# my wabi-kusa



## novianto.sutardi (Aug 10, 2010)

these are the images of my wabikusa 



















when you put them side-by-side










enjoy


----------



## chunkylover817 (Sep 28, 2007)

awesome i love wabi kusa's! ^^ Do they grow just like aquatic plants would except water level is only at the roots?


----------



## novianto.sutardi (Aug 10, 2010)

thank's

yes, they grow just like that


----------



## FBG (Jan 2, 2006)

Wow, I love emerged grown aquatic plants...this style is for me! Do you have to cover the plants to keep the moisture level higher, or is ambient humidity enough to keep them alive? What part of the world do you live in?


----------



## totziens (Jun 28, 2008)

This wabi-kusa looks familiar.
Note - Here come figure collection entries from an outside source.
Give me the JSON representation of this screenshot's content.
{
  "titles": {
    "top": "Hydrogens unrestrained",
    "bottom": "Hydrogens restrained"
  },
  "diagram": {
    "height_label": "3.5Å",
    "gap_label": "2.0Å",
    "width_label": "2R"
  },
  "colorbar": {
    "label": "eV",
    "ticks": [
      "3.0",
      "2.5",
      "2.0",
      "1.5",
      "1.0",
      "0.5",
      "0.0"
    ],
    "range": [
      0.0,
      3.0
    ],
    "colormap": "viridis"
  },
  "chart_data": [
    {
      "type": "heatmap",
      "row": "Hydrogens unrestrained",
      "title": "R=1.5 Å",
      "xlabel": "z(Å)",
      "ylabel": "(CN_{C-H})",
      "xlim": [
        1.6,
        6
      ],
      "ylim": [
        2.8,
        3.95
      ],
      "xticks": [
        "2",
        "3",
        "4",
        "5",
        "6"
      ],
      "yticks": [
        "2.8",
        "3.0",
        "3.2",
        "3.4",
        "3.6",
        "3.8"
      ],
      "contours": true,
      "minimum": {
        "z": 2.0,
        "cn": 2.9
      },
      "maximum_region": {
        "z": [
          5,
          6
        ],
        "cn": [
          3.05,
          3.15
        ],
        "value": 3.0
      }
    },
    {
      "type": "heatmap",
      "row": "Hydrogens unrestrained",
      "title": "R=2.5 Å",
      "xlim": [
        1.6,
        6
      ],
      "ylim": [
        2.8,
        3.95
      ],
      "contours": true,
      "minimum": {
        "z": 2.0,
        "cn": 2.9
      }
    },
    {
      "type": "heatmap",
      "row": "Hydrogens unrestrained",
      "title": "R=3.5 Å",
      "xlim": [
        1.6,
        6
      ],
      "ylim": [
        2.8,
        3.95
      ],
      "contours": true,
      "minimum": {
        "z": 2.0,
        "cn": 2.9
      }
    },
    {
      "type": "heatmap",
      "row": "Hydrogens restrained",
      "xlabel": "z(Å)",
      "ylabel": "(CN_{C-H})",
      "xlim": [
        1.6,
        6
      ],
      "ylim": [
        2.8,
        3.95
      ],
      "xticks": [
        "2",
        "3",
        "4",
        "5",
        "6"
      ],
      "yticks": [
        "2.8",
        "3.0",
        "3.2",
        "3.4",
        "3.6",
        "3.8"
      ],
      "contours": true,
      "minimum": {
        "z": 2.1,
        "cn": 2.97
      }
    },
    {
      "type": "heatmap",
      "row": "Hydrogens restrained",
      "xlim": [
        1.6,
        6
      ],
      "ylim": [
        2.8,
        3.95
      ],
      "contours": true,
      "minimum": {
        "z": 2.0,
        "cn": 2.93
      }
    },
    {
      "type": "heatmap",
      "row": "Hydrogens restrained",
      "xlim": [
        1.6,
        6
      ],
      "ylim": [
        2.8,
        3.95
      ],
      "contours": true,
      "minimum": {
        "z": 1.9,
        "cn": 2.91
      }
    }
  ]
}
I think we have met in 2 forums 

How do you keep mosquitoes away? Do you have to change the water daily? Just curious because it's a serious offense to breed mosquitoes in many countries.


----------



## novianto.sutardi (Aug 10, 2010)

hi FBG,

i don't need to cover this wabi-kusa with anything caused I live in tropical climate
i live in Jakarta, Indonesia

& hi totziens,

yes, we did met before
i always maintain the water level to be as low as possible, so that mosquitoes can't breed as the evaporation rate in our countries is high


----------



## totziens (Jun 28, 2008)

Thanks, Noviato. It makes sense about the water evaporation. 
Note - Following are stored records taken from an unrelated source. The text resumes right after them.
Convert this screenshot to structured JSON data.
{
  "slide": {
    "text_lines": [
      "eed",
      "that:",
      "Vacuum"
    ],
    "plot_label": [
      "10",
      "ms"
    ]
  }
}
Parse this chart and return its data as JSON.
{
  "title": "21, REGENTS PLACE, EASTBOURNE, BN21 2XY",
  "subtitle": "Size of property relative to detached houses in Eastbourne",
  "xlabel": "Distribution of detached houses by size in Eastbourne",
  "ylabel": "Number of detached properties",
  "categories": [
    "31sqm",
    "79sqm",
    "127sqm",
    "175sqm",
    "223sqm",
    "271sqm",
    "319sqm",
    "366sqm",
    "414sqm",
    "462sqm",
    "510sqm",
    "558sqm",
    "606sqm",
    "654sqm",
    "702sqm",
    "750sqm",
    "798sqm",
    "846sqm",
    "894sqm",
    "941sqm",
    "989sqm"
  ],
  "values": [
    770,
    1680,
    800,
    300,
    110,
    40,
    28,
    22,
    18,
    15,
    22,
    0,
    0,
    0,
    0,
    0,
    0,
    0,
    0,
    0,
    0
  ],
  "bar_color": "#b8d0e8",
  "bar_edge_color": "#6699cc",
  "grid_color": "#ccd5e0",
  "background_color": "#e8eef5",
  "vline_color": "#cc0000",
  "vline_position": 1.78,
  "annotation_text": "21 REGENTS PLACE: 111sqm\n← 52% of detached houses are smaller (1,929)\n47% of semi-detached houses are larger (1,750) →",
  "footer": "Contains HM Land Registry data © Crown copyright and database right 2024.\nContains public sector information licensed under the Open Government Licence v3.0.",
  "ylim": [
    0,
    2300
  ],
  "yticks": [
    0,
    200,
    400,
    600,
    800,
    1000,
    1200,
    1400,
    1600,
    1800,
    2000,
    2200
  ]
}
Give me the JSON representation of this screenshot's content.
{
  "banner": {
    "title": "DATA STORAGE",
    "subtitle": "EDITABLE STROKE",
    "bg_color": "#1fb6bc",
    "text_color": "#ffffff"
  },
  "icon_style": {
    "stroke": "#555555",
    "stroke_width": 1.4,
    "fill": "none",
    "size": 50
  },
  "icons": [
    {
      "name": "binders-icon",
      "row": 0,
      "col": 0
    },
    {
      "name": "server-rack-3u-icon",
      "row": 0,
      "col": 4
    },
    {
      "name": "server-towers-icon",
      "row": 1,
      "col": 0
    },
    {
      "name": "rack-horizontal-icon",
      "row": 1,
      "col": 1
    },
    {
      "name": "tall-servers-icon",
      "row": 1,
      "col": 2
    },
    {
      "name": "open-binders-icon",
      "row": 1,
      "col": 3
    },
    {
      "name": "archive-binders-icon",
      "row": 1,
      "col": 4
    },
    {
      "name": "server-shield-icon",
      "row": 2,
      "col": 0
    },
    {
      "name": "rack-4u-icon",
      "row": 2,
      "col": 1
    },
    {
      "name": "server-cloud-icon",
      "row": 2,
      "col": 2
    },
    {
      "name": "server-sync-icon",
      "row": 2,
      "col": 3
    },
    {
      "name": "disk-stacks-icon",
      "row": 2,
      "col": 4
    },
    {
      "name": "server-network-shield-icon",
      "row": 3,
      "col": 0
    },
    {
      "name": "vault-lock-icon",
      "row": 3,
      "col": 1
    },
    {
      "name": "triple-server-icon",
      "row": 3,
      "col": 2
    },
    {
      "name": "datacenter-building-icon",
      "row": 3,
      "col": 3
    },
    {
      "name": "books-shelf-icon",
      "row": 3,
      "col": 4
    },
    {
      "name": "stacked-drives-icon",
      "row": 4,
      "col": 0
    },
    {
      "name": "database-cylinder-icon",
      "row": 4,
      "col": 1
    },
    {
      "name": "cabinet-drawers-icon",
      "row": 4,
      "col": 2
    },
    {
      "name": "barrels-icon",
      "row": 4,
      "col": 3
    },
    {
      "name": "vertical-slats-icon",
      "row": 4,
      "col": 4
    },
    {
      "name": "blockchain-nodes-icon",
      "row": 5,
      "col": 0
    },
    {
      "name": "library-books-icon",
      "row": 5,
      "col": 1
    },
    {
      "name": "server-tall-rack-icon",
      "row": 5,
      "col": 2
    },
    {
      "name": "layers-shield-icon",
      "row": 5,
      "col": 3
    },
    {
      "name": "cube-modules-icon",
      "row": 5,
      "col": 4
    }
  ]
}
I believe you're from Indonesia based on the name you use. Am I correct?


----------



## don_naked (Aug 28, 2007)

great wabikusa.... bagus sekali


----------



## JustLikeAPill (Oct 9, 2006)

Are you holdng it together primarily with coir?

Looks great!


----------



## novianto.sutardi (Aug 10, 2010)

@totziens, 
yes, I'm indonesian.

hi don_naked,
thanks, now you sound like little barry [smilie=b:

hi JustLikeAPill,
thanks. the nursery calls it rough cocopeat, but since many calls it coir perhaps you're right.


----------



## JustLikeAPill (Oct 9, 2006)

Coconut husk, pretty much the same thing. 

Great job! I will have to try coir. Every ball I try to make turns into a mess.


----------



## catwat (Oct 5, 2009)

Awesome job. What is the name of the red stem plant you are using?

-Cary


----------



## novianto.sutardi (Aug 10, 2010)

hi catwat,

it's alternanthera, quite a weed.


----------